当前位置：网站首页>Image semantic segmentation practice: tensorflow deeplobv3+ train your own dataset

Image semantic segmentation practice: tensorflow deeplobv3+ train your own dataset

2022-07-28 16:15:00 【Xiao Wang who sells newspapers】

List of articles

Preface
One 、 Environment configuration
Two 、 Training process
3、 ... and 、 test
summary

Preface

This article is to record deeplabv3+ Training process .

One 、 Environment configuration

My environment ：

ubuntu 16.04
anaconda3
python 3.5
tensorflow-gpu 1.10.0

anaconda3 The installation of can be checked online .

Two 、 Training process

1. Import and stock in

First clone Official tensorflow/models file .

git clone https://github.com/tensorflow/models.git

If the download speed is slow , You can download it on the code cloud .

2. Data set preparation

Convert to VOC Data set in format

Annotation data , Make a satisfactory mask Images . Use the corresponding json file , Convert data to voc Format , It is convenient for further conversion into deeplab Gray image format required for training .

take labelme Download the project locally ：

git clone https://github.com/wkentaro/labelme.git

Find the table of contents /labelme/examples/semantic_segmentation, There is a complete example of conversion , Against the example , Put your own data （ Original picture and corresponding json mark ） Put in data_annotated Folder , Make your own labels.txt, Copy labelme2voc.py The document does not need to be changed , as follows ：
Insert picture description here
Open the terminal in the current directory and execute the following command ：

python labelme2voc.py data_annotated data_dataset_voc --labels labels.txt

Will generate data_dataset_voc Folder , It contains ：
Insert picture description here
JPEGImages In the folder are the original pictures .
SegmentationClassPNG Folder is generated label picture .

Convert to grayscale

deeplab Use the annotation diagram of single channel , That's grayscale , And the pixel mark of the category should be 0,1,2,3…n（ total n+1 Categories , contain 1 Background classes and n A target class ）. perform remove_gt_colormap.py take mask Convert to the required format , Modify the path as needed .
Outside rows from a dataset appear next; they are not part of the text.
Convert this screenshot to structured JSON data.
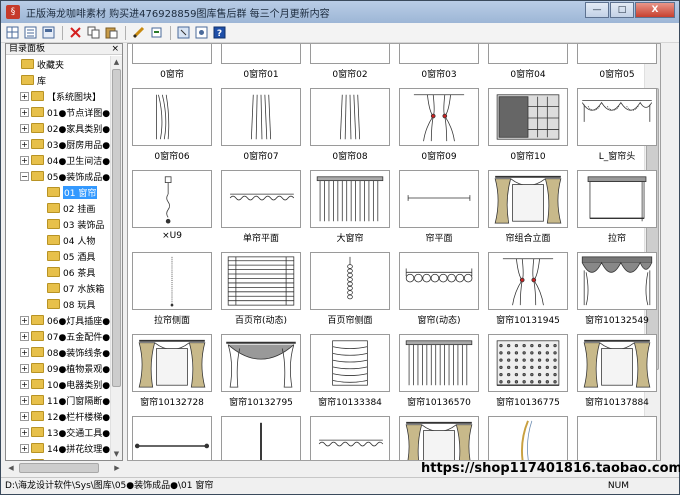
{
  "window": {
    "title": "正版海龙咖啡素材 购买进476928859图库售后群 每三个月更新内容",
    "minimize_label": "—",
    "maximize_label": "□",
    "close_label": "X"
  },
  "toolbar": {
    "icons": [
      "grid-view-icon",
      "detail-view-icon",
      "list-view-icon",
      "delete-icon",
      "copy-icon",
      "paste-icon",
      "draw-icon",
      "settings-icon",
      "import-icon",
      "export-icon",
      "help-icon"
    ]
  },
  "sidebar": {
    "title": "目录面板",
    "close": "×",
    "items": [
      {
        "label": "收藏夹",
        "level": 1,
        "expander": ""
      },
      {
        "label": "库",
        "level": 1,
        "expander": ""
      },
      {
        "label": "【系统图块】",
        "level": 2,
        "expander": "+"
      },
      {
        "label": "01●节点详图●",
        "level": 2,
        "expander": "+"
      },
      {
        "label": "02●家具类别●",
        "level": 2,
        "expander": "+"
      },
      {
        "label": "03●厨房用品●",
        "level": 2,
        "expander": "+"
      },
      {
        "label": "04●卫生间洁●",
        "level": 2,
        "expander": "+"
      },
      {
        "label": "05●装饰成品●",
        "level": 2,
        "expander": "−"
      },
      {
        "label": "01 窗帘",
        "level": 3,
        "expander": "",
        "selected": true
      },
      {
        "label": "02 挂画",
        "level": 3,
        "expander": ""
      },
      {
        "label": "03 装饰品",
        "level": 3,
        "expander": ""
      },
      {
        "label": "04 人物",
        "level": 3,
        "expander": ""
      },
      {
        "label": "05 酒具",
        "level": 3,
        "expander": ""
      },
      {
        "label": "06 茶具",
        "level": 3,
        "expander": ""
      },
      {
        "label": "07 水族箱",
        "level": 3,
        "expander": ""
      },
      {
        "label": "08 玩具",
        "level": 3,
        "expander": ""
      },
      {
        "label": "06●灯具插座●",
        "level": 2,
        "expander": "+"
      },
      {
        "label": "07●五金配件●",
        "level": 2,
        "expander": "+"
      },
      {
        "label": "08●装饰线条●",
        "level": 2,
        "expander": "+"
      },
      {
        "label": "09●植物景观●",
        "level": 2,
        "expander": "+"
      },
      {
        "label": "10●电器类别●",
        "level": 2,
        "expander": "+"
      },
      {
        "label": "11●门窗隔断●",
        "level": 2,
        "expander": "+"
      },
      {
        "label": "12●栏杆楼梯●",
        "level": 2,
        "expander": "+"
      },
      {
        "label": "13●交通工具●",
        "level": 2,
        "expander": "+"
      },
      {
        "label": "14●拼花纹理●",
        "level": 2,
        "expander": "+"
      },
      {
        "label": "15●娱乐健身●",
        "level": 2,
        "expander": "+"
      },
      {
        "label": "16●动态图块●",
        "level": 2,
        "expander": "+"
      }
    ]
  },
  "grid": {
    "items": [
      {
        "label": "0窗帘",
        "kind": "none"
      },
      {
        "label": "0窗帘01",
        "kind": "none"
      },
      {
        "label": "0窗帘02",
        "kind": "none"
      },
      {
        "label": "0窗帘03",
        "kind": "none"
      },
      {
        "label": "0窗帘04",
        "kind": "none"
      },
      {
        "label": "0窗帘05",
        "kind": "none"
      },
      {
        "label": "0窗帘06",
        "kind": "side-curtain"
      },
      {
        "label": "0窗帘07",
        "kind": "lines"
      },
      {
        "label": "0窗帘08",
        "kind": "lines"
      },
      {
        "label": "0窗帘09",
        "kind": "tied-curtain"
      },
      {
        "label": "0窗帘10",
        "kind": "rack"
      },
      {
        "label": "L_窗帘头",
        "kind": "valance"
      },
      {
        "label": "×U9",
        "kind": "pull-cord"
      },
      {
        "label": "单帘平面",
        "kind": "plan-wave"
      },
      {
        "label": "大窗帘",
        "kind": "full-curtain"
      },
      {
        "label": "帘平面",
        "kind": "plan-line"
      },
      {
        "label": "帘组合立面",
        "kind": "drape-set"
      },
      {
        "label": "拉帘",
        "kind": "roller"
      },
      {
        "label": "拉帘侧面",
        "kind": "side-line"
      },
      {
        "label": "百页帘(动态)",
        "kind": "blinds"
      },
      {
        "label": "百页帘侧面",
        "kind": "chain"
      },
      {
        "label": "窗帘(动态)",
        "kind": "loops"
      },
      {
        "label": "窗帘10131945",
        "kind": "tied-curtain"
      },
      {
        "label": "窗帘10132549",
        "kind": "festoon"
      },
      {
        "label": "窗帘10132728",
        "kind": "drape-set"
      },
      {
        "label": "窗帘10132795",
        "kind": "swag"
      },
      {
        "label": "窗帘10133384",
        "kind": "roman"
      },
      {
        "label": "窗帘10136570",
        "kind": "full-curtain"
      },
      {
        "label": "窗帘10136775",
        "kind": "lace"
      },
      {
        "label": "窗帘10137884",
        "kind": "drape-set"
      },
      {
        "label": "",
        "kind": "rod"
      },
      {
        "label": "",
        "kind": "single-rod"
      },
      {
        "label": "",
        "kind": "plan-wave"
      },
      {
        "label": "",
        "kind": "drape-set"
      },
      {
        "label": "",
        "kind": "sheer"
      },
      {
        "label": "",
        "kind": "none"
      }
    ]
  },
  "status": {
    "path": "D:\\海龙设计软件\\Sys\\图库\\05●装饰成品●\\01 窗帘",
    "num": "NUM"
  },
  "watermark": "https://shop117401816.taobao.com"
}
# from models/research/deeplab/datasets
python remove_gt_colormap.py \
  --original_gt_folder="/media/dell/2T/test/testlabel" \
  --output_dir="/media/dell/2T/test/mask"

original_gt_folder： Original tag map folder .
output_dir： Location of the label map folder to be output .

Convert to tfrecord

Make tfrecord Before , The data set needs to be classified into training / test / Verification set .

The data set directory structure is as follows ：

data
- image
- mask
- index
  - train.txt
  - trainval.txt
  - val.txt
- tfrecord

iamge： Store all input pictures , Including training 、 test 、 Verify the image of the set .
mask： Store all labele（ Grayscale ） picture , And input pictures （ namely iamge） It's one-to-one , Same file name .
tfrecord： Deposit is tfrecord Formatted data .
train.txt： File names of all training sets （ Does not include suffix ）
trainval.txt： File names of all validation sets （ Does not include suffix ）
val.txt： File names of all test sets （ Does not include suffix ）

according to index Under the txt File run build_voc2012_data.py convert to tfrecord Format , Execute the following code under the terminal ：

# from /../models/research/deeplab/datasets/
python ./build_voc2012_data.py \
  --image_folder="/home/dell/models/research/deeplab/data/image" \
  --semantic_segmentation_folder="/home/dell/models/research/deeplab/data/mask" \
  --list_folder="/home/dell/models/research/deeplab/data/index" \
  --image_format="png" \
  --output_dir="/home/dell/models/research/deeplab/data/tfrecord"

image_folder ： Data sets image File directory address
semantic_segmentation_folder： Data set mask File directory address
list_folder : Classify the data set into training sets 、 Indication directory of validation set, etc index File directory for
image_format : Input the format of picture data , My dataset is png Format
output_dir： To make the TFRecord Directory address of storage

3. Code preparation before training

modify deeplab/datasets/data_generator.py
stay 100 Add your own dataset description around the row ：

_MYDATA = DatasetDescriptor(
    splits_to_sizes={
    
        'train':150 ,  # num of samples in images/training  Training set 
	    'trainval':168, 
        'val': 18,  # num of samples in images/validation  Test set 
    },
    num_classes=3, # Because there are two labeled classes , With the background background class , So there is 3 Classes （ According to the annotated class +1）
    ignore_label=255, # Background class rgb, Here is black 
)

Then in the code 110 Register data sets around the row ：

_DATASETS_INFORMATION = {
    
    'cityscapes': _CITYSCAPES_INFORMATION,
    'pascal_voc_seg': _PASCAL_VOC_SEG_INFORMATION,
    'ade20k': _ADE20K_INFORMATION,
    'mydata':_MYDATA, # Here is the data class you created in the previous step 
}

modify train_utils.py file
stay train_utils.py in , First, let's talk about 209 OK about exclude_list Modification of settings , The function is to use the pre training weight , Do not load the logit layer ：

# Variables that will not be restored.
exclude_list = ['global_step','logits']
if not initialize_last_layer:
exclude_list.extend(last_layers)

4. Main training parameters

Training documents train.py and common.py The file contains all the parameters needed to train the segmented network .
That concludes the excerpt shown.